Segundo as fontes Space Today e NASA, no ano de 1993, os astrônomos Carolyn e Eugene Shoemaker e David Levy estavam conduzindo seus trabalhos no Observatório Palomar na Califórnia quando eles descobriram um cometa periódico que foi capturado pela força gravitacional de Júpiter. No imageamento por filme exposto por alguns segundos, apareciam pontos brilhantes enfileirados. A descoberta foi confirmada por Brian Marsden, da União Astronômica Internacional, como sendo um cometa fragmentado.
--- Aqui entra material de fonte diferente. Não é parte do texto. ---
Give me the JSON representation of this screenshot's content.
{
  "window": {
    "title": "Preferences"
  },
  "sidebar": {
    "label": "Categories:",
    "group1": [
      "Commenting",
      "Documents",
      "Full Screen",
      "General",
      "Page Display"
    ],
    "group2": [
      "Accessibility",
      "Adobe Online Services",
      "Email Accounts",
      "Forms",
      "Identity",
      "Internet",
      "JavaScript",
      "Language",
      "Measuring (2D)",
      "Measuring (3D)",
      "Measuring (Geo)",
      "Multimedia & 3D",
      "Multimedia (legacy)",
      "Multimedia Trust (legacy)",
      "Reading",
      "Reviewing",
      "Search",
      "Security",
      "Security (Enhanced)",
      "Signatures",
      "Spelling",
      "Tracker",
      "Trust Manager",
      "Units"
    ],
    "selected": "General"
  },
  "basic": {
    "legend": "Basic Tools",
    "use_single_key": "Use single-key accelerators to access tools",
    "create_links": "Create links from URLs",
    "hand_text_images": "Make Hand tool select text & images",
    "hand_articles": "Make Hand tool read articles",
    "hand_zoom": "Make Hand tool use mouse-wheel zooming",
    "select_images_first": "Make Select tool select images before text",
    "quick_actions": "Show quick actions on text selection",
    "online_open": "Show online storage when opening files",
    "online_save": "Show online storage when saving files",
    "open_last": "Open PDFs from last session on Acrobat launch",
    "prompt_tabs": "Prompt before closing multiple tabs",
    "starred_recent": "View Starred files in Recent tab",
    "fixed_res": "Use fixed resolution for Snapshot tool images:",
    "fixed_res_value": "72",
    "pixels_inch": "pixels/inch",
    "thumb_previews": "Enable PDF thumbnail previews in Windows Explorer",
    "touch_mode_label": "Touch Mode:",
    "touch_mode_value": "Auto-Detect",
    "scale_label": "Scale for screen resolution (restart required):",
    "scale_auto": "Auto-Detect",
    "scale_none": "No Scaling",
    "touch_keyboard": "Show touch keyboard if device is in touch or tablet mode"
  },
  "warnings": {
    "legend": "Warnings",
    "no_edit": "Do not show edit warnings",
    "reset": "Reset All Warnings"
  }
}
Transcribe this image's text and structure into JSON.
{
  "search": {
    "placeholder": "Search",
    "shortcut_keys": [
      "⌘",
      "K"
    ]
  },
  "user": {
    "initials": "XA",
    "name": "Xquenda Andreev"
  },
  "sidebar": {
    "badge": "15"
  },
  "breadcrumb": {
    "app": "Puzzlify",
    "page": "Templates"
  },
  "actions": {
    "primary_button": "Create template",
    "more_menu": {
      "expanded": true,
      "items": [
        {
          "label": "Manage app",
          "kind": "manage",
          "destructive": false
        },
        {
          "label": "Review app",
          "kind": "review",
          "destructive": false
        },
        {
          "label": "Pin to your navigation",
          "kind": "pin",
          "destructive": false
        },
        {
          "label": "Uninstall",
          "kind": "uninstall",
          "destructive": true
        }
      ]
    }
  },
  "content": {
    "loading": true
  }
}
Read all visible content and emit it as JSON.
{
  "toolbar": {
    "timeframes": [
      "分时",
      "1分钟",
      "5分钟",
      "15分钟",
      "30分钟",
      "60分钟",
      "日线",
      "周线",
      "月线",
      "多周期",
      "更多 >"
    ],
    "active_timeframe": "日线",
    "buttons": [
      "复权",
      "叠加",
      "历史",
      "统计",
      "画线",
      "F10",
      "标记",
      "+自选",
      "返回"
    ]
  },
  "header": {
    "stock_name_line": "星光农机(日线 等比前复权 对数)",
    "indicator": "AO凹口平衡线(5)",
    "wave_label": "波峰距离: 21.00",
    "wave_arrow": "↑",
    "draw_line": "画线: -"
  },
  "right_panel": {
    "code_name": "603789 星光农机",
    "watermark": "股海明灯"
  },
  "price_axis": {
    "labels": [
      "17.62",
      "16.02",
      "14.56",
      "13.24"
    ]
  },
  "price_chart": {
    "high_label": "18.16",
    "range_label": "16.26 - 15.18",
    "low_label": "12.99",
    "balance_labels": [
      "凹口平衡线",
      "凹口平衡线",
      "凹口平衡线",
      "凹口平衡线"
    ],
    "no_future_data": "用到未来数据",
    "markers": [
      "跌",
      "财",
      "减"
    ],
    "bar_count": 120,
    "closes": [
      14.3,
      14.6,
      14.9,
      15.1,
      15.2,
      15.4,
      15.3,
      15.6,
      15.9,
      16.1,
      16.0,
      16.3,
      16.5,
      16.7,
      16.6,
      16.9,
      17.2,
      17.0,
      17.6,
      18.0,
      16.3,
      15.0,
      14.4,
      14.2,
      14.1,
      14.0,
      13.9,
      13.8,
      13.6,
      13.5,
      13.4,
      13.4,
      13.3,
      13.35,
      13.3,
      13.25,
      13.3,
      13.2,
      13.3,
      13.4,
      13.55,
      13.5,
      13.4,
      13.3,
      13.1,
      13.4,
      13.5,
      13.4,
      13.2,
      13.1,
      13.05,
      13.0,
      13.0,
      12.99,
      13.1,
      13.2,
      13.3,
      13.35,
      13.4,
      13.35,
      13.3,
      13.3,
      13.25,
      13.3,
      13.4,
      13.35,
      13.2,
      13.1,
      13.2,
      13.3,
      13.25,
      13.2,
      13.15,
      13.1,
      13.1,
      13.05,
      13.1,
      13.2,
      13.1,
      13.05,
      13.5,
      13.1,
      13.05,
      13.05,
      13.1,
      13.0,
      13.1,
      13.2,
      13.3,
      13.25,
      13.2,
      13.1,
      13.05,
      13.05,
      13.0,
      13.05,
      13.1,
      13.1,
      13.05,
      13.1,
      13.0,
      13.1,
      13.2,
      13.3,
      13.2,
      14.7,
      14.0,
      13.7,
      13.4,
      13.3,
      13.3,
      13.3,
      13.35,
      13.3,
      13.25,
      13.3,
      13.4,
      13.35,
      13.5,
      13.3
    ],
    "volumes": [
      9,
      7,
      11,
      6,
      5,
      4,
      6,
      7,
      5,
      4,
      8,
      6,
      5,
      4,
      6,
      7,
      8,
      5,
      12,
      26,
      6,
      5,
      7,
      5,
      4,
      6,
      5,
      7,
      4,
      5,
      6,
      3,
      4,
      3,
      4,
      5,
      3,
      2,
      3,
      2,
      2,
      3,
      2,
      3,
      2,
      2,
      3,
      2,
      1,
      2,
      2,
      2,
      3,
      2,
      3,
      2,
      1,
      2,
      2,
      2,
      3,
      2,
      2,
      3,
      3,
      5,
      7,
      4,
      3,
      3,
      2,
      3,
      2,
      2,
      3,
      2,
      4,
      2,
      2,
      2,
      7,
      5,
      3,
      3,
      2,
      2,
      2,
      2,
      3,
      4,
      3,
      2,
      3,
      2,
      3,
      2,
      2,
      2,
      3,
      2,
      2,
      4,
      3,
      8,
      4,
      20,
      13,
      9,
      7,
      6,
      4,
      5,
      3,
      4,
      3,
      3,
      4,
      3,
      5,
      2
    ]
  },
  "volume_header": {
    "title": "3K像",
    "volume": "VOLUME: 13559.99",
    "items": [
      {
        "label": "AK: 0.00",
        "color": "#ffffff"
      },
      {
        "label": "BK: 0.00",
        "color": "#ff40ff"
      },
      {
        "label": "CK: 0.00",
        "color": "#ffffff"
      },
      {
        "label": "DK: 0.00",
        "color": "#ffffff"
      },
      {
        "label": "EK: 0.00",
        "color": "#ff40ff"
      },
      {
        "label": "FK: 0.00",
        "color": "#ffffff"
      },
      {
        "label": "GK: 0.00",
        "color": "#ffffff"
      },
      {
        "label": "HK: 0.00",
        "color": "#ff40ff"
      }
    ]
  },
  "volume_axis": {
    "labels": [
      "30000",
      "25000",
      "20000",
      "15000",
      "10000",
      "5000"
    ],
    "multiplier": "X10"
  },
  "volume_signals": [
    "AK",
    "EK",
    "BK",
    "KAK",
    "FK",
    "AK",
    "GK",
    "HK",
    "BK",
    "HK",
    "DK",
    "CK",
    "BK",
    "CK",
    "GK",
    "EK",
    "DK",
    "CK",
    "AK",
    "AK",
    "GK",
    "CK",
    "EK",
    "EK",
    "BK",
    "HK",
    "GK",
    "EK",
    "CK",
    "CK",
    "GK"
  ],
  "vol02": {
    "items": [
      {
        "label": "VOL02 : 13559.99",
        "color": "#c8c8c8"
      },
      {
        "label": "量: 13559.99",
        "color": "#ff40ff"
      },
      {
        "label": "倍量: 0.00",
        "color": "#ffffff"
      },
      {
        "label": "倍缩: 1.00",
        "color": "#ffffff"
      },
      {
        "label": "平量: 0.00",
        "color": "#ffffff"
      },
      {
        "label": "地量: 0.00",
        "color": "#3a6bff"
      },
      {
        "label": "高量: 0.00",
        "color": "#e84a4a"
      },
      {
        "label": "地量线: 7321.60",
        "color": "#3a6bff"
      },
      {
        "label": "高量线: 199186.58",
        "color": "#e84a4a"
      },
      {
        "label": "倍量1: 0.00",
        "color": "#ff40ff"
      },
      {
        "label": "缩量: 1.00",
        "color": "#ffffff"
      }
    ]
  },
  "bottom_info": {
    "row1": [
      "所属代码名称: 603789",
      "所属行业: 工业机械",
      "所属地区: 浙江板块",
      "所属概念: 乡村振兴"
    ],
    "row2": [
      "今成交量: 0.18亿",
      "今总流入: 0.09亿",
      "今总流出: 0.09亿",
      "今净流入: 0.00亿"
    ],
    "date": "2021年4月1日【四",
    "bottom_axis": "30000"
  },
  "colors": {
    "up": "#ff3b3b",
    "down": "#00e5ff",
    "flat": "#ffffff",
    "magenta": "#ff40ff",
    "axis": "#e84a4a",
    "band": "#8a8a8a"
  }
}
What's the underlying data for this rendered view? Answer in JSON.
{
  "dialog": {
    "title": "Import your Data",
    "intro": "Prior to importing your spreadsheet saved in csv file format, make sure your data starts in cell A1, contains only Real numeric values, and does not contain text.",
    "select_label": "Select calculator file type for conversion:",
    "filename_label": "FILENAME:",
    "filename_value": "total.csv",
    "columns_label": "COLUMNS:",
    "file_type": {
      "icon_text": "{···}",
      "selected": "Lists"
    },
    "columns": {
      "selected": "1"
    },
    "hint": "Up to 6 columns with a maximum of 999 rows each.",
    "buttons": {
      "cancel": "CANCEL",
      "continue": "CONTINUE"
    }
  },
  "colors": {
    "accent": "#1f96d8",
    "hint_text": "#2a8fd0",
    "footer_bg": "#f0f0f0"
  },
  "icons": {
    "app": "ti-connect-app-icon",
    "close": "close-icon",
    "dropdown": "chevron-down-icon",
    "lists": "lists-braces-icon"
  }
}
Nós sabemos que a maior parte dos cometas no Sistema Solar orbitam o Sol, mas a massa de Júpiter é tão grande que ele tem a habilidade de capturar objetos que se aproximam dele, vide a maior parte de seus satélites naturais que são pedaços de rochas espaciais capturados pela intensa gravidade de Júpiter. Mas esse cometa em particular tinha características únicas, ele era muito grande, tão grande que a frequência de um impacto de um objeto desse tamanho é estimada em 6000 anos. Outra característica única é que o cometa estava fragmentado, muito provavelmente pelo próprio planeta Júpiter que despedaçou o cometa na sua última passagem. E outra característica era a sua órbita altamente excêntrica. A órbita do cometa Shoemaker-Levy 9 como era conhecido tinha uma excentricidade de 0.98, ou seja, quase que uma órbita hiperbólica perfeita. Levando em consideração todas essas características e fazendo as contas necessárias, os astrônomos descobriram que o cometa tinha uma grande possibilidade de colidir com Júpiter, e com o passar do tempo e com a melhoria nos cálculos eles descobriram que isso iria realmente acontecer. Os astrônomos então definiram que o impacto do cometa com Júpiter iria acontecer em algum momento em julho de 1994.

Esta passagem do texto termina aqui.